Jane is forever changed by naming Mrs Reed’s abuse. She begins her long journey to freedom. For me, kickboxing is where it comes out. I allow myself the rage of my injustice. And I hope I help some of you to see and feel yours, too.
I see you. You are a fucking warrior. I am here for you.
* Jen & Maddie are pseudonyms
Photo by Sarah Cervantes on Unsplash
I also felt anger reading about your friend 'Jen's' daughter.
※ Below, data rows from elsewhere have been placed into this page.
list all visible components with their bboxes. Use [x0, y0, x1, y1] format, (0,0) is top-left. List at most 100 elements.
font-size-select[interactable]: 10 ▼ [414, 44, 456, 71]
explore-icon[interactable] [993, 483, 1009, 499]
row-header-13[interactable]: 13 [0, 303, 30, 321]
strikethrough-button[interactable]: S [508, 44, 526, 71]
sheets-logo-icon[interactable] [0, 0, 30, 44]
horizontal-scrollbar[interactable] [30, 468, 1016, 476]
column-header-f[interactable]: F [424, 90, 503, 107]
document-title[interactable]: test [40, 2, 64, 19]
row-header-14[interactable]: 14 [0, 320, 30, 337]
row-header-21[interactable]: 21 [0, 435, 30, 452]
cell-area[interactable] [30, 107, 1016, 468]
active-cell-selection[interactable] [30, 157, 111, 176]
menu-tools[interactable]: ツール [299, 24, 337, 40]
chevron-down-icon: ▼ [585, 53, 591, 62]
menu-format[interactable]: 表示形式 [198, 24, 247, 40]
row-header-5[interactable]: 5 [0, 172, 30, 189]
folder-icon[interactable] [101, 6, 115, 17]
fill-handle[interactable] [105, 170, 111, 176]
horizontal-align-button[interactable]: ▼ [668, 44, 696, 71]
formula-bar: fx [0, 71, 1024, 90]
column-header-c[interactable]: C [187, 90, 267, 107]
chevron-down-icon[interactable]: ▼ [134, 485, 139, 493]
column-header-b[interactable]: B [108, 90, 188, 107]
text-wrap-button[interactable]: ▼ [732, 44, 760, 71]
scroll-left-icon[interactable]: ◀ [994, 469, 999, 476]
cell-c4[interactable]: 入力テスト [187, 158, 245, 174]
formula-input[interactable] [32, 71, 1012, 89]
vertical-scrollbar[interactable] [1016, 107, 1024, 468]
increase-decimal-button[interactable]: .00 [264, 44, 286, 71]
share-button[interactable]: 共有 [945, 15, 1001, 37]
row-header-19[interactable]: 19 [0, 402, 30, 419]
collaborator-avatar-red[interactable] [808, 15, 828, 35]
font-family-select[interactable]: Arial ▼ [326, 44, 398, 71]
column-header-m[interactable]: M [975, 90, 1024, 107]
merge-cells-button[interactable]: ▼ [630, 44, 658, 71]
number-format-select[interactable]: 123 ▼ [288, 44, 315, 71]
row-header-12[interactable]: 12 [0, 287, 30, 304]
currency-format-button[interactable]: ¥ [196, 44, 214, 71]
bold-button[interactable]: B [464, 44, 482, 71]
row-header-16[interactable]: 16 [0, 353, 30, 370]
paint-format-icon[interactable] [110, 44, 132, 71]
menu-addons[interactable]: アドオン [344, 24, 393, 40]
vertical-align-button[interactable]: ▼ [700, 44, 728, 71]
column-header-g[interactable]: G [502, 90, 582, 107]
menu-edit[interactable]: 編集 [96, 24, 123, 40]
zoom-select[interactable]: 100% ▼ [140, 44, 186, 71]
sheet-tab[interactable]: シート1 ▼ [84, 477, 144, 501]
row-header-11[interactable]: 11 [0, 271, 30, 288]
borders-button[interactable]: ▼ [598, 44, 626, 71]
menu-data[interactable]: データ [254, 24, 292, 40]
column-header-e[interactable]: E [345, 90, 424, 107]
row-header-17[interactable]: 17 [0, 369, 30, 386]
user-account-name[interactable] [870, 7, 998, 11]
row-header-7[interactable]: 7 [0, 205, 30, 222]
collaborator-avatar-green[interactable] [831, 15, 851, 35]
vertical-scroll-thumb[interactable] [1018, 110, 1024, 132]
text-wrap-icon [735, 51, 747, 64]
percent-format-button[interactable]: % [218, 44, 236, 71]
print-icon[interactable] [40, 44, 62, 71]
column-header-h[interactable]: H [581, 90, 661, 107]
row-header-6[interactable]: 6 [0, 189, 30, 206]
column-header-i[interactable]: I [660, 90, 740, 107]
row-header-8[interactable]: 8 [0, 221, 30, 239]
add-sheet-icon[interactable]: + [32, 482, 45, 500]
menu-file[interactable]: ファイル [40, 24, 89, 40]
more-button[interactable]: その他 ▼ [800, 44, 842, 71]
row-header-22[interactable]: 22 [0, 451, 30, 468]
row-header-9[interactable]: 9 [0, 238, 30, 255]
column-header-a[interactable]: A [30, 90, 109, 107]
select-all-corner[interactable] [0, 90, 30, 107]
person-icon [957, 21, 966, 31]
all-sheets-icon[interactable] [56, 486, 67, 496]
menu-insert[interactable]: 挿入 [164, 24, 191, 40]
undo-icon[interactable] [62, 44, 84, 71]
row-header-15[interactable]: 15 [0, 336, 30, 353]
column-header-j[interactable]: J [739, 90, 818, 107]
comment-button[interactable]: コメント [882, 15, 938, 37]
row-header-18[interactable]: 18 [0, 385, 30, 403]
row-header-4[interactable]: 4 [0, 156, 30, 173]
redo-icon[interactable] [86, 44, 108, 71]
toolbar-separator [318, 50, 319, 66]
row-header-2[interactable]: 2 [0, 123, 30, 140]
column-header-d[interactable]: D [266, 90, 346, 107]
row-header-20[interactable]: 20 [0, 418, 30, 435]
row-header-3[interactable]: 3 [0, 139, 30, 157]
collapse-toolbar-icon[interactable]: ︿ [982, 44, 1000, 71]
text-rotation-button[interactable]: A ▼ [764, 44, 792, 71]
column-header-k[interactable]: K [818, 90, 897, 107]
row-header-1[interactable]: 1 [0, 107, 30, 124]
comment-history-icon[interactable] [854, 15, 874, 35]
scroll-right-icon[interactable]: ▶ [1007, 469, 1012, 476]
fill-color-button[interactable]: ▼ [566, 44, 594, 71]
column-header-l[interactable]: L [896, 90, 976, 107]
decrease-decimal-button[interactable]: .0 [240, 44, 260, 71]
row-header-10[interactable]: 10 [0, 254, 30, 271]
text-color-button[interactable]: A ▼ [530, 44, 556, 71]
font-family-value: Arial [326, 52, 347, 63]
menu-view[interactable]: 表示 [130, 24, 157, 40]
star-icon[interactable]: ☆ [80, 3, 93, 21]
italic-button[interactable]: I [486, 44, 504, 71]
This is why it's sooooo important to educate our teenage girls (and boys) on the red flags to look out for at the beginning of an abusive relationship. My own daughters' school have now called experts in to help them tackle sexism in the school, because - wait for it - so many girls have reported feeling unsafe and have been sexually harassed by some boys in the school. I hope and think, we are now at the beginning of a change. You talking about this Ann is part of this change - your voice gives others permission to do the same, it's important. PS I'd love to do kickboxing!